DOL issued an FAQ this week offering much needed guidance for attorneys in PERM processing, where an ethical balance must be achieved among the Employer, Attorney and DOL regarding the attorney's scope of representation.
Spurred by concerns of attorney participation in the consideration of job applicants, DOL stated that DOL does not prohibit attorneys and agents from performing analyses to counsel their clients on legal questions that may arise. The employer, not the attorney, must determine whether a U.S. applicant's credentials meet the minimum qualifications for the position, unless the attorney or agent is the representative of the employer who routinely performs this function.
After an employer evaluates a U.S. worker and concludes that the worker is unqualified, the employer may seek the advice of its attorney to ensure that its reasons for rejecting the U.S. worker are lawful, and the attorney or agent may review the qualifications of the U.S. worker to the extent necessary to provide that advice. By contrast, if an employer evaluates a U.S. worker and determines that the worker is minimally qualified, the attorney may not thereafter consider the applicant's qualifications and attempt to substitute his or her own judgment for that of the employer. An employer's determination that a U.S. worker is minimally qualified for a position constitutes clear evidence that there are U.S. workers who are able, willing, qualified and available for the work to be undertaken.
Attorneys and agents may receive resumes and applications from U.S. workers who respond to recruitment efforts, however, they may not conduct any preliminary screening of applications before the employer does. The attorney may not withhold from the employer any resumes or application received from U.S. workers.
After the evaluation of applications by the employer has been completed, the employer may consult with its attorney about the implications of its qualification determinations on the labor certification application. Employers may ask attorneys their opinions whether workers were rejected for lawful, job related reasons. Attorneys may not dissuade employers from initial decisions on minimal qualifications.

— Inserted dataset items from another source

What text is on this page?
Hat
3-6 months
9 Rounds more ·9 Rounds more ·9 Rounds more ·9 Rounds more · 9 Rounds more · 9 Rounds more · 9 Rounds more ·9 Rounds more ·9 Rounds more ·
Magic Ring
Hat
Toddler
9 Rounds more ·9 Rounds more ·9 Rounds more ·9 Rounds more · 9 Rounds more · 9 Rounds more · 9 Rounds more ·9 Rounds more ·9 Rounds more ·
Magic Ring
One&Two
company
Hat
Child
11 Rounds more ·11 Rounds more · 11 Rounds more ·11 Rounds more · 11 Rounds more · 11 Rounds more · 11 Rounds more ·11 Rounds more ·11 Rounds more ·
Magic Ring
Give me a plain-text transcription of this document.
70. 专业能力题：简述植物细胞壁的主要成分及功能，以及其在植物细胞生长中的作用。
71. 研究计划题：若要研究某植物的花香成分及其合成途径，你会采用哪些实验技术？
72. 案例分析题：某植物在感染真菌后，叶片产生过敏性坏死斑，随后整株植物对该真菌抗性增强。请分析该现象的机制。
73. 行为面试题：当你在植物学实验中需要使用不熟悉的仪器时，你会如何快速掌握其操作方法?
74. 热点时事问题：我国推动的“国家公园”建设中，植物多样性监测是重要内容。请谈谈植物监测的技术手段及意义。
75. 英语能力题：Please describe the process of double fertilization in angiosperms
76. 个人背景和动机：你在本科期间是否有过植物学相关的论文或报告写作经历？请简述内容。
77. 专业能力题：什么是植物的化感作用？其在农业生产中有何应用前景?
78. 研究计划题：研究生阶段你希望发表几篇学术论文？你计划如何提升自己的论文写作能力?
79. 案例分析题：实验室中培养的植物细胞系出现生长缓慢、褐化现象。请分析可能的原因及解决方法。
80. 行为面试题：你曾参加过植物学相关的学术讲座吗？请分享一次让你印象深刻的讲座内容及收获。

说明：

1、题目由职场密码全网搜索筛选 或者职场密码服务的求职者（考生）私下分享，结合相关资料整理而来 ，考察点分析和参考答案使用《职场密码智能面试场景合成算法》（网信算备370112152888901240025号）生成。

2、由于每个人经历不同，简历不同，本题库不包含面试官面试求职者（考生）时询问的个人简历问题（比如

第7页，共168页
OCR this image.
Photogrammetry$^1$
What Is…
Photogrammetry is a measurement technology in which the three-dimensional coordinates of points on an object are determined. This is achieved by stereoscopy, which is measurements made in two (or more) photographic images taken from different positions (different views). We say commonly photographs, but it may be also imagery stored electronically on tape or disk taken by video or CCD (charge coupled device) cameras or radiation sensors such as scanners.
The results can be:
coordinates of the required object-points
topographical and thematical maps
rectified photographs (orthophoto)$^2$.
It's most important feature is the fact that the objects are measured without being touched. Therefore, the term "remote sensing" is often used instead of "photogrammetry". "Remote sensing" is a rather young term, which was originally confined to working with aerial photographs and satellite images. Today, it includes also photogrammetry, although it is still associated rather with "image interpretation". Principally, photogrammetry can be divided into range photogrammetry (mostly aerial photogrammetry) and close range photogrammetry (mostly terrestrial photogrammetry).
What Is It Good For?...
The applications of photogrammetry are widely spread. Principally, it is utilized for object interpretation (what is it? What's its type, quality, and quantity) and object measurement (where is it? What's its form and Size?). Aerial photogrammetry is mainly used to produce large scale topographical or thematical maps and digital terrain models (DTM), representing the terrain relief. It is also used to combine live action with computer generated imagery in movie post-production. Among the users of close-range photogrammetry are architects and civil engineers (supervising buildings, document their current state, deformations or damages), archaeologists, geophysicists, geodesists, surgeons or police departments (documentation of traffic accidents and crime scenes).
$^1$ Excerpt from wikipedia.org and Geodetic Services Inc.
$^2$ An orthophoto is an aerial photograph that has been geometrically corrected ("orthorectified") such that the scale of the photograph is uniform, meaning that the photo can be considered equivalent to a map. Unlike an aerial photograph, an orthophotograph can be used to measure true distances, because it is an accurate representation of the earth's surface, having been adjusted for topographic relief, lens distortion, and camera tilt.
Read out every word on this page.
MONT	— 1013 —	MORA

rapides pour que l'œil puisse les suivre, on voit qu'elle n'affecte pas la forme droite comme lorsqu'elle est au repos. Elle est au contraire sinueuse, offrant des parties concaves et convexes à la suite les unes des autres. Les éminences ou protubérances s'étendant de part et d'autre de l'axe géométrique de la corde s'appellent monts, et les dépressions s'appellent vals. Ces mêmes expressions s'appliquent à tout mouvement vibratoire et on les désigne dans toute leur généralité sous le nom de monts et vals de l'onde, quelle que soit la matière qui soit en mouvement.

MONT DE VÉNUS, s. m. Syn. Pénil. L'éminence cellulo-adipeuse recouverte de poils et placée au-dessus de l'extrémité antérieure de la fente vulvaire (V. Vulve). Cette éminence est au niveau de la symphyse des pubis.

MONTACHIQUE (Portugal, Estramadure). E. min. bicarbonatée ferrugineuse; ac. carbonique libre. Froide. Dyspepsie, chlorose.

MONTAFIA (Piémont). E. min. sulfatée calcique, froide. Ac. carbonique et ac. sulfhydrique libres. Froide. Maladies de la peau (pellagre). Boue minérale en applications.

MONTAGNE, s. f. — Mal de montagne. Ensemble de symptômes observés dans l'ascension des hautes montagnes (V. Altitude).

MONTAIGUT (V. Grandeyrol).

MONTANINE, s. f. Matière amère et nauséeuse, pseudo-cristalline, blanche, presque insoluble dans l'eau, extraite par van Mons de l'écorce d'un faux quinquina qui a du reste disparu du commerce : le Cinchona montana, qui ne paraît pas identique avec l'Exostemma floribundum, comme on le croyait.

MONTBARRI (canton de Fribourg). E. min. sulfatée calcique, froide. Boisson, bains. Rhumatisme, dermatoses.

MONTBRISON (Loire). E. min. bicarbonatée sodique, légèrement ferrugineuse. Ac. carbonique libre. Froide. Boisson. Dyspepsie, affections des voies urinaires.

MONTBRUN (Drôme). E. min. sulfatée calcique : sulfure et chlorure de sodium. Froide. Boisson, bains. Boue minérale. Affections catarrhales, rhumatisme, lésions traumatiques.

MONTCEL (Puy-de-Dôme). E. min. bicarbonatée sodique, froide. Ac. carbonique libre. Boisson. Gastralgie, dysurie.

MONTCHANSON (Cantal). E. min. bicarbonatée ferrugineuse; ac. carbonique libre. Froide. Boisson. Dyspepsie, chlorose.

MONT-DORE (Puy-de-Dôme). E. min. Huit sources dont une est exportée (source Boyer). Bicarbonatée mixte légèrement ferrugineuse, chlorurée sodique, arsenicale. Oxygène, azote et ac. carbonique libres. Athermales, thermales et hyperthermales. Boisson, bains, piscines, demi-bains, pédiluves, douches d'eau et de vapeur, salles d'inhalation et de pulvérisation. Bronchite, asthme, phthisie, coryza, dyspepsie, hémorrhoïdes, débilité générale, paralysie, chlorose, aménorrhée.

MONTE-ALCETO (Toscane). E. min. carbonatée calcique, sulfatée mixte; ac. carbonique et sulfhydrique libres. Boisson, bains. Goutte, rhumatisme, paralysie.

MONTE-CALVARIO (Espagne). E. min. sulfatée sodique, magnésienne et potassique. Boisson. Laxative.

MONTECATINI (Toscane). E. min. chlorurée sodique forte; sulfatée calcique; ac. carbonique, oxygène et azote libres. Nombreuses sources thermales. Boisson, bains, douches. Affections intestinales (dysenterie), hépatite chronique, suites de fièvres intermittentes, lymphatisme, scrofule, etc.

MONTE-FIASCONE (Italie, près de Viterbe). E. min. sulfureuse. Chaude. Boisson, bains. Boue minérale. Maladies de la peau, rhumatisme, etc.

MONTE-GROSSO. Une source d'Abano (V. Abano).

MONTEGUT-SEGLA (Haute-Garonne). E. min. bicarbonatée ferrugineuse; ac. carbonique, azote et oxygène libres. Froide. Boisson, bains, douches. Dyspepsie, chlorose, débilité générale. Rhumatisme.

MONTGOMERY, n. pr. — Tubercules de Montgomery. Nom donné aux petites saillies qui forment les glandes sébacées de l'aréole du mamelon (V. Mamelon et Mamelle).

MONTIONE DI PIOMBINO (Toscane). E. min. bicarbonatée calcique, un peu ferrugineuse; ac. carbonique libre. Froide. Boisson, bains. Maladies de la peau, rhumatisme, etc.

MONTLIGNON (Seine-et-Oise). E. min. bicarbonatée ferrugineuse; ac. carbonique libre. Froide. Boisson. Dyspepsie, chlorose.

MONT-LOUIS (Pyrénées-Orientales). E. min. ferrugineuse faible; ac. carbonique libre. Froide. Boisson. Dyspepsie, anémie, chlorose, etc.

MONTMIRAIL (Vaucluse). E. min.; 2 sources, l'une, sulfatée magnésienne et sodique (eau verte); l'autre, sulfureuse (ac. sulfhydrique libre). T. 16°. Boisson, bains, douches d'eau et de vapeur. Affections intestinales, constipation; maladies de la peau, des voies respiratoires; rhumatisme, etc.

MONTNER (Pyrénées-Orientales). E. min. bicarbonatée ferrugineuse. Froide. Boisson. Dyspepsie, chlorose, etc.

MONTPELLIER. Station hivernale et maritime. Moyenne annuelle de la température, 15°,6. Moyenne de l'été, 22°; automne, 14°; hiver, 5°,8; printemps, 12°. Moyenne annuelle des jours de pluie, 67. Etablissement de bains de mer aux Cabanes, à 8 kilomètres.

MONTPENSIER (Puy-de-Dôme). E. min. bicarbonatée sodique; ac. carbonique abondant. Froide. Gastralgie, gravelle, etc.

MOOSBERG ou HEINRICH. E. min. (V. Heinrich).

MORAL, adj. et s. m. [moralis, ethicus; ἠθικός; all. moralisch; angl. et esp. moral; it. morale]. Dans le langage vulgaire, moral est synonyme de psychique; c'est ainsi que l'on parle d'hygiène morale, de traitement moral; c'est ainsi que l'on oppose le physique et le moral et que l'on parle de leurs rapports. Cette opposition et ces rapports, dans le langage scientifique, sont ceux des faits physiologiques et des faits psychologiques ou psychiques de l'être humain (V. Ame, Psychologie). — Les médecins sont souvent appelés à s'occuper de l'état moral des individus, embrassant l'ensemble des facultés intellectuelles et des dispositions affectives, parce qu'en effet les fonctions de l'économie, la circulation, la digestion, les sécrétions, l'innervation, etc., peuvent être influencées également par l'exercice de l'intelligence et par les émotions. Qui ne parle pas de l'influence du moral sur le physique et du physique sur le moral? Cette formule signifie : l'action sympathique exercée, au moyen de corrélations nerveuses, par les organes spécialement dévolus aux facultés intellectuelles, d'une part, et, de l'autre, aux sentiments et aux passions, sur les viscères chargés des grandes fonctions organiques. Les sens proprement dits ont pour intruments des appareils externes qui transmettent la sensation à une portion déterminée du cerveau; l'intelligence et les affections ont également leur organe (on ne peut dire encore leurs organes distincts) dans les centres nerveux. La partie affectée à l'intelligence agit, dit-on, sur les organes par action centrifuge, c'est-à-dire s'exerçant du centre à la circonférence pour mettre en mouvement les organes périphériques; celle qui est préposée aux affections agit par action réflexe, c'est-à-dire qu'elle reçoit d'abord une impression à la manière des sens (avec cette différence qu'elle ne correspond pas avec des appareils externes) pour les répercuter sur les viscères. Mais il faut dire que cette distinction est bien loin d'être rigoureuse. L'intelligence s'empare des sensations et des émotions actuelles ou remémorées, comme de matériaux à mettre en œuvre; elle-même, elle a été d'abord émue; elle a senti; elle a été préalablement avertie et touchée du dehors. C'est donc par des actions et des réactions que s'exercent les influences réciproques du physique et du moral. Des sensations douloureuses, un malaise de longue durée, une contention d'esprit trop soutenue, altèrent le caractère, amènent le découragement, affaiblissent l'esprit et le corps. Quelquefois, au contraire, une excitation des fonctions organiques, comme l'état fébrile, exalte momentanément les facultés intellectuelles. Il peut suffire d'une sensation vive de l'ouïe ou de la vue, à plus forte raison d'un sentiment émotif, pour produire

If DOL finds evidence of potentially improper consideration of U.S. worker applicants, the Department may audit applications to determine whether recruitment was done in good faith. The DOL does not distinguish between attorneys and agents, believing that agents, as well as attorneys, may provide legal advice to employers.
The FAQ reiterates the previous rule that attorneys and agents may not participate in the interviewing of U.S. worker applicants, unless the attorney or agent is the representative of the employer who routinely performs this function for positions for which labor certifications are not filed. DOL stated, "Such involvement, because of its uniqueness, has resulted in an impermissible "chilling effect" on the interests of U.S. worker-applicants in the position.
The FAQ does not change this long-standing rule but clarifies that audits are appropriate to inquire into possible bad faith recruitment. At the same time, it upholds the attorney's role in advising employers about applicants whom they have determined are minimally qualified. Practitioners should set up a system where employers may consider job applicants, using the minimal requirements stated on the PERM application, and then forward the results for additional legal analysis. Such analysis might include whether an applicants is a U.S. Worker (a legal definition and term of art), whether the employer has a duty to inquire further to determine qualifications, how to interpret the Kellogg rule, how to define the rule requiring on-the-job-training, how to analyze experience, education and training in lieu of stated requirements, and legal implications of follow-up contact regarding references, diplomas, and further documentation. DOL has strict legal rules on these and other issues.